CSAw - NLP for low-resource languages Wiki

CSAw is an NLP framework for low-resource languages

Brought to you by: patrickcconnor

Home

The CSAw Framework (pronounced “seesaw”) was designed to perform advanced natural language processing functions using a rule-based approach. CSA comes from the “Concept Specification and Abstraction” semantic representation (SR), which forms the basis of this framework. The primary capabilities, upon which advanced tools are to be built are the morphological and syntactic parsing of surface text into a SR, transfer from a SR of a source language to a SR of a receptor language, and synthesis of a surface text from a SR. You might say it bears some resemblance to the action of a seesaw, and hence the name.

The framework’s primary purpose is to provide computer aided translation tools by automatically building a receptor language model based on very little bilingual corpora. It contains many capabilities common to NLP toolkits, such as tokenization, part of speech tagging, labelled dependency parsing etc. Examples of foreseeable advanced tools, besides translation, include rephrasing within a language, grammar checking, search by grammatical form, and translation quality checking.

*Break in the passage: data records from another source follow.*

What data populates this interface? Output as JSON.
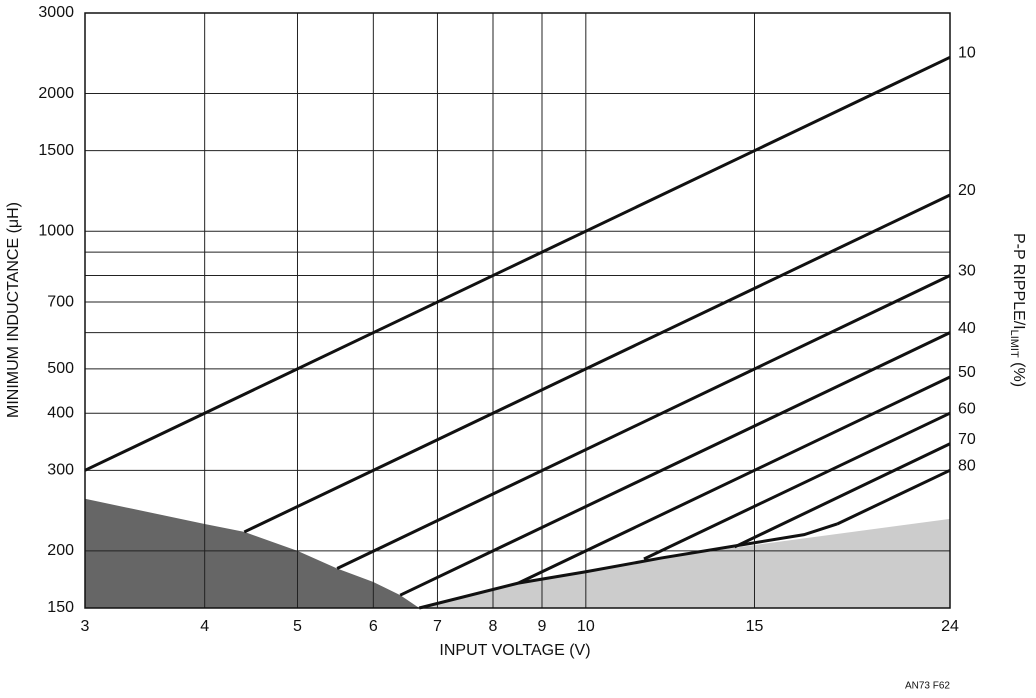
{
  "chart_data": {
    "type": "line",
    "x_label": "INPUT VOLTAGE (V)",
    "y_label": "MINIMUM INDUCTANCE (μH)",
    "y2_label": [
      "P-P RIPPLE/I",
      "LIMIT",
      " (%)"
    ],
    "footnote": "AN73 F62",
    "xscale": "log",
    "yscale": "log",
    "grid": true,
    "xlim": [
      3,
      24
    ],
    "xticks": [
      3,
      4,
      5,
      6,
      7,
      8,
      9,
      10,
      15,
      24
    ],
    "ylim": [
      150,
      3000
    ],
    "yticks": [
      150,
      200,
      300,
      400,
      500,
      700,
      1000,
      1500,
      2000,
      3000
    ],
    "ygrid": [
      600,
      800,
      900
    ],
    "color": "#111111",
    "series": [
      {
        "name": "10",
        "x": [
          3,
          24
        ],
        "values": [
          300,
          2400
        ]
      },
      {
        "name": "20",
        "x": [
          4.4,
          24
        ],
        "values": [
          220,
          1200
        ]
      },
      {
        "name": "30",
        "x": [
          5.5,
          24
        ],
        "values": [
          183,
          800
        ]
      },
      {
        "name": "40",
        "x": [
          6.4,
          24
        ],
        "values": [
          160,
          600
        ]
      },
      {
        "name": "50",
        "x": [
          8.5,
          24
        ],
        "values": [
          170,
          480
        ]
      },
      {
        "name": "60",
        "x": [
          11.5,
          24
        ],
        "values": [
          192,
          400
        ]
      },
      {
        "name": "70",
        "x": [
          14.3,
          24
        ],
        "values": [
          204,
          343
        ]
      },
      {
        "name": "80",
        "x": [
          18.3,
          24
        ],
        "values": [
          229,
          300
        ]
      }
    ],
    "boundary": {
      "x": [
        6.7,
        8.5,
        10,
        12,
        14.3,
        16.9,
        18.3
      ],
      "values": [
        150,
        170,
        180,
        193,
        205,
        217,
        229
      ]
    },
    "regions": [
      {
        "color": "#666666",
        "x": [
          3,
          4,
          4.4,
          5,
          5.5,
          6,
          6.4,
          6.7
        ],
        "values": [
          260,
          229,
          220,
          200,
          183,
          171,
          160,
          150
        ]
      },
      {
        "color": "#cccccc",
        "x": [
          6.7,
          8.5,
          10,
          12,
          15,
          24
        ],
        "values": [
          150,
          170,
          180,
          193,
          206,
          235
        ]
      }
    ]
  }
}
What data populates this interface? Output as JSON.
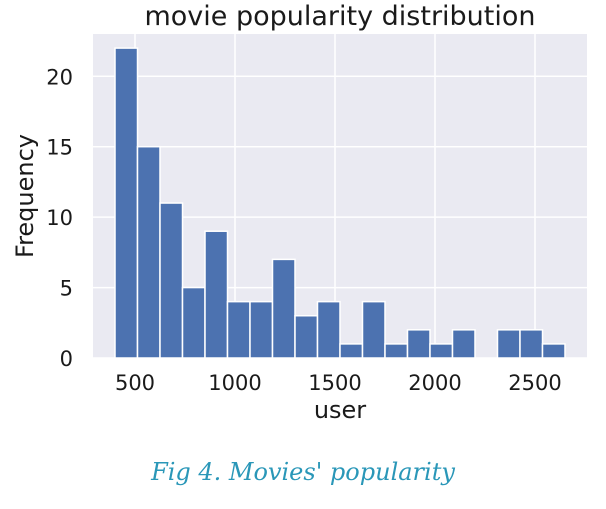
{
  "chart_data": {
    "type": "bar",
    "title": "movie popularity distribution",
    "xlabel": "user",
    "ylabel": "Frequency",
    "xlim": [
      290,
      2760
    ],
    "ylim": [
      0,
      23
    ],
    "xticks": [
      500,
      1000,
      1500,
      2000,
      2500
    ],
    "yticks": [
      0,
      5,
      10,
      15,
      20
    ],
    "bin_edges": [
      400,
      512.5,
      625,
      737.5,
      850,
      962.5,
      1075,
      1187.5,
      1300,
      1412.5,
      1525,
      1637.5,
      1750,
      1862.5,
      1975,
      2087.5,
      2200,
      2312.5,
      2425,
      2537.5,
      2650
    ],
    "values": [
      22,
      15,
      11,
      5,
      9,
      4,
      4,
      7,
      3,
      4,
      1,
      4,
      1,
      2,
      1,
      2,
      0,
      2,
      2,
      1
    ],
    "grid": true,
    "colors": {
      "bar": "#4c72b0",
      "background": "#eaeaf2",
      "grid": "#ffffff"
    }
  },
  "caption": "Fig 4. Movies' popularity"
}
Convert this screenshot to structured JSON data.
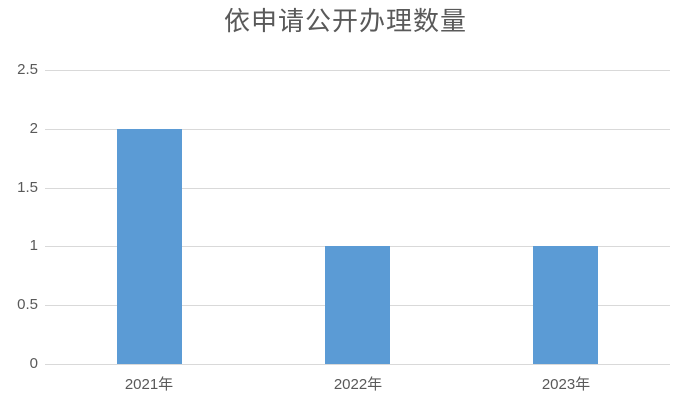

In a research article, the CSA semantic representation has been thoroughly described. The goal of the CSA SR is to provide the simplest way of canonically describing the exact meaning of a surface text devoid of morphology and word order. We have also made it a goal to provide the most intuitive means of manually building a lexicon and morphosyntactic rules which, together with a few more elements, comprise the model of a language.

CSAw differs from most other rule-based engines used for translation (e.g., Apertium). Instead of performing a shallow transfer, where syntax (or word order) in one language is transferred to another, CSAw does a deep parsing and generation monolingually and the transfer step is purely concept-to-concept. We believe this reduces the challenge of dealing with the sometimes great morphosyntactic differences between disparate languages. Also, the only bilingual knowledge required is conceptual and not morphosyntactic. Monolingual speakers can manually develop their mother-tongue language model fully, if desired.

This framework is currently in the pre-alpha stage and is provided primarily for information purposes. In time, the project may become more active. Further documentation is provided as part of the release, including an overview of the framework's capabilities, the process of building a language model manually, and a living document describing the steps toward building a language model (lexicon and rule set) automatically from limited bilingual text using this approach.